Rosie closed the cover in confusion. She thought back to their day in Winchester, how cheerful and talkative Susannah had been, how she'd made some flippant comment about that Jane Austen memorial; how they had enjoyed the sunny riverbank (where Susannah had had a Cornish pasty and a can of 7-Up); how Susannah had read aloud from a book on cathedrals, comparing the three they had seen. Love for her daughter assaulted her, and when Susannah returned from the shower down the hall, with her hair bound up in a towel and her robe tied tight around little Rosetta, Rosie said, “I was looking through your Keats, I hope you don't mind. I like this line, about the holiness of the heart's affections.”

“And the truth of the imagination,” said Susannah. “Those are the words I live by—Mom,” she added, shaking out her hair. She was trying to call Rosie
Mom;
it wasn't seemly, she felt, to call her mother by her first name. But the attempts were still forced, and either embarrassed or amused them both.

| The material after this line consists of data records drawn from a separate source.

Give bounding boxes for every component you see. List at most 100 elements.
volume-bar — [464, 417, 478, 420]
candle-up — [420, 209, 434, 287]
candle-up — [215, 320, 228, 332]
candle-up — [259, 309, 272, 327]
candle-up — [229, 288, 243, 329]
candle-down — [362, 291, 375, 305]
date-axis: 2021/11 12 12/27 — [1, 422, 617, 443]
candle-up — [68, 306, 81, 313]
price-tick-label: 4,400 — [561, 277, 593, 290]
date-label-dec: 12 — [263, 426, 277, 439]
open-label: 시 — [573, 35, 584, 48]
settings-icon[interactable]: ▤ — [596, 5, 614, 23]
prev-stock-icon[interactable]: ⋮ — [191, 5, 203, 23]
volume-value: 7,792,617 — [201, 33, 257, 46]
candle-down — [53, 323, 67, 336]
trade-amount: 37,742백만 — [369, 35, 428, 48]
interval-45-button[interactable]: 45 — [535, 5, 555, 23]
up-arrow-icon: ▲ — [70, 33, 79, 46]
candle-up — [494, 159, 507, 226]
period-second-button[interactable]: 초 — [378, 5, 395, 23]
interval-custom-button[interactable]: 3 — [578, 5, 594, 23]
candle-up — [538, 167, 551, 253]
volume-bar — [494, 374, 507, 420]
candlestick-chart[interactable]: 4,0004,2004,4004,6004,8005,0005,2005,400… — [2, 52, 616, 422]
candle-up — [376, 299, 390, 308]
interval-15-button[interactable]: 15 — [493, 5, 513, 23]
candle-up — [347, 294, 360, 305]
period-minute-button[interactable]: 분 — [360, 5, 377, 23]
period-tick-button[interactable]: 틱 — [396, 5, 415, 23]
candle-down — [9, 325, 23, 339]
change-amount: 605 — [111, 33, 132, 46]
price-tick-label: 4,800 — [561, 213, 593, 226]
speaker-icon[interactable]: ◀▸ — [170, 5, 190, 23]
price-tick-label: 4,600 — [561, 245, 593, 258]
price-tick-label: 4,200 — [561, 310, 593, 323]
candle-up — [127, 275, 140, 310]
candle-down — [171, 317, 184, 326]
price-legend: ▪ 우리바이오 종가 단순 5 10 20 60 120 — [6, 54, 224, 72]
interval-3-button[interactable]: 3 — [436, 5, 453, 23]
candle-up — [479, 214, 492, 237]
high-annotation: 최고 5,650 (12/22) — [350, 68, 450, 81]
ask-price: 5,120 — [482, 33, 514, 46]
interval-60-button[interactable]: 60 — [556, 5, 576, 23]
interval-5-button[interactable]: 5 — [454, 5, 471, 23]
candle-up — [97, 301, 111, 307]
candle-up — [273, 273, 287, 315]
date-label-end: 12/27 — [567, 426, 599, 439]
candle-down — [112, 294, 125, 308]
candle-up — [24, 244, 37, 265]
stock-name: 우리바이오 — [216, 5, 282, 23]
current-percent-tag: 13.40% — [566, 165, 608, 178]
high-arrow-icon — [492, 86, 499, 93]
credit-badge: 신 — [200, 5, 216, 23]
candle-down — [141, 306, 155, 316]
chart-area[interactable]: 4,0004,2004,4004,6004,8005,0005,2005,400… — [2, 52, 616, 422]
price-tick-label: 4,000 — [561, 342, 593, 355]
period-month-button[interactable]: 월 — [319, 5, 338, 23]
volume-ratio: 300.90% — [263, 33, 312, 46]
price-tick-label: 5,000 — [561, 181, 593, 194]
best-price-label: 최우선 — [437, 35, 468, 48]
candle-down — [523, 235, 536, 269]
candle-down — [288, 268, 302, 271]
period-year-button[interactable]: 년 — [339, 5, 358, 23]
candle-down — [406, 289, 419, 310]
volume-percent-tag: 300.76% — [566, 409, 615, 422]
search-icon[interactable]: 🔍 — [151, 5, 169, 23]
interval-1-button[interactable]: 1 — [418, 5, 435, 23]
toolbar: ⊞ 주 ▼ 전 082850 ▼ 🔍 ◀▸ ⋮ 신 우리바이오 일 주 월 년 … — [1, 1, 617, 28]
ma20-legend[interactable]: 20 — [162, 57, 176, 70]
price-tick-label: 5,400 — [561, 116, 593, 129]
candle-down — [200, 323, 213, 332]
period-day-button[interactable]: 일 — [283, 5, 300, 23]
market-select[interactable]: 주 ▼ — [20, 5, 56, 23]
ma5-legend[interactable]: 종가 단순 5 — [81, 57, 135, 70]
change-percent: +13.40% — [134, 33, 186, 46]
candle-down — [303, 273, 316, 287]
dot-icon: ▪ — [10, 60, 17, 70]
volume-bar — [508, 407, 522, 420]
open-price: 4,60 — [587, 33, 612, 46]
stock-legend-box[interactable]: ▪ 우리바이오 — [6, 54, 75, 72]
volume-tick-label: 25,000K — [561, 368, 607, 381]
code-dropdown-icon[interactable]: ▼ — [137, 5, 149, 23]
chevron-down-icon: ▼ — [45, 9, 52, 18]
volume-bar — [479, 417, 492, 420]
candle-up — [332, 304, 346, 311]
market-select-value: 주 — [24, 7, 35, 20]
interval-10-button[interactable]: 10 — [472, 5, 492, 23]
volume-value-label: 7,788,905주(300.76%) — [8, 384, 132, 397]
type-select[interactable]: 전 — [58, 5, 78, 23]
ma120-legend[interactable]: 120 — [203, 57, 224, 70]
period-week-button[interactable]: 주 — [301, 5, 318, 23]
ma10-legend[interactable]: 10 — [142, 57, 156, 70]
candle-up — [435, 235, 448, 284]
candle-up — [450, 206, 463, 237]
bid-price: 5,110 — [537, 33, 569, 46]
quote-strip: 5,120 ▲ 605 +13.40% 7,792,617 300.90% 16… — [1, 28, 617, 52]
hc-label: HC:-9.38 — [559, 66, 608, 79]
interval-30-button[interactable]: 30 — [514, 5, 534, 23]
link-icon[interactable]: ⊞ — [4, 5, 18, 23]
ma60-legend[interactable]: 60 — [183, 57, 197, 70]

The peek into Susannah's journal bothered Rosie for a while. Then she forgot the snooping and remembered only what she had seen, and what it had revealed about Susannah. She regarded her daughter with curiosity, with care, with respect; for all her openness, her warm touches on the arm, her bubbly cheer, she was as secret as Edwin had been. So why do I love her, when I didn't love Edwin? Rosie wondered, but not for long. The years hadn't improved her ability to think without rancor of her ex-husband. The hell with him, she always thought when she thought of him at all. In Mexico with a wife younger than Susannah: that was all she needed to know. She could easily conjure the rest: Edwin fifty-five instead of forty, aging unbecomingly, loved for his money, a wasted life behind him and Susannah's laugh on his lips—a laugh too high, too giggly for a man.

They drove to Plymouth, to the sea, and climbed an ancient tower for the view from its railed balcony. The high salt wind whipped their hair, and sunlight, threatened by gray clouds far in the distance, gleamed a patternless gold on the dark blue water. Flags strung up for a boat race cracked like whips in the wind. “Over there is the Silvergate Café,” Susannah said, looking out to sea.

A man standing beside them on the balcony grinned and nodded. “Americans always get emotional at Plymouth,” he said. “You go down to the quay there where the
Mayflower
left and have a good cry.”

In a shop on the Crescent, Susannah bought a quilted whale and a quilted dolphin for Duke's twin daughters. Rosie bought one of the dolphins for herself and, half-ashamed of her childishness, presented it to Susannah for little Rosetta—then, when they had left Plymouth and were driving north and east again, regretted the impulse and wished for it back. It was the kind of gift Barney used to give her. She still thought of Barney now and then. Kiki had run into him and told him Rosie had been hurt in an automobile accident—Kiki, scrupulously, had told hordes of people this lie. Barney had sent flowers, with a card: “Coals to Newcastle, but get well soon. Barney.” Tiny yellow roses—no
love, Barney
. Kiki told her he was seeing, seriously, some woman in New London, a teacher. Rosie regretted Barney as she regretted the quilted dolphin; no—
more
, she said to herself, being honest. Much more. She smiled to herself, amused at the comparison, imagining the dolphin in little Rosetta's crib.

She sent a postcard to her editor in New York: “Book going well. Weather perfect. Beautiful country.” The sheep on the hillsides, Susannah said, were like fat brown sausages. The hedgerows were full of elderberries, black bryony, goose grass, old-man's beard. Rosie bought a book to identify them, and she and Susannah took long country walks and then pressed autumn wildflowers between the pages of their guidebooks. They watched the landscape change—but slowly, slowly—to an autumn with a hint of winter in it. There was snow, they heard on television, up north in the Lake District. Green was still the dominant color—it was greener than home, they were sure; autumn was later, more gradual, less dramatic—but the green was now well mixed with gold, and the oak trees were solid brown and dry, their leaves falling fast. Rosie and Susannah made plans to go home.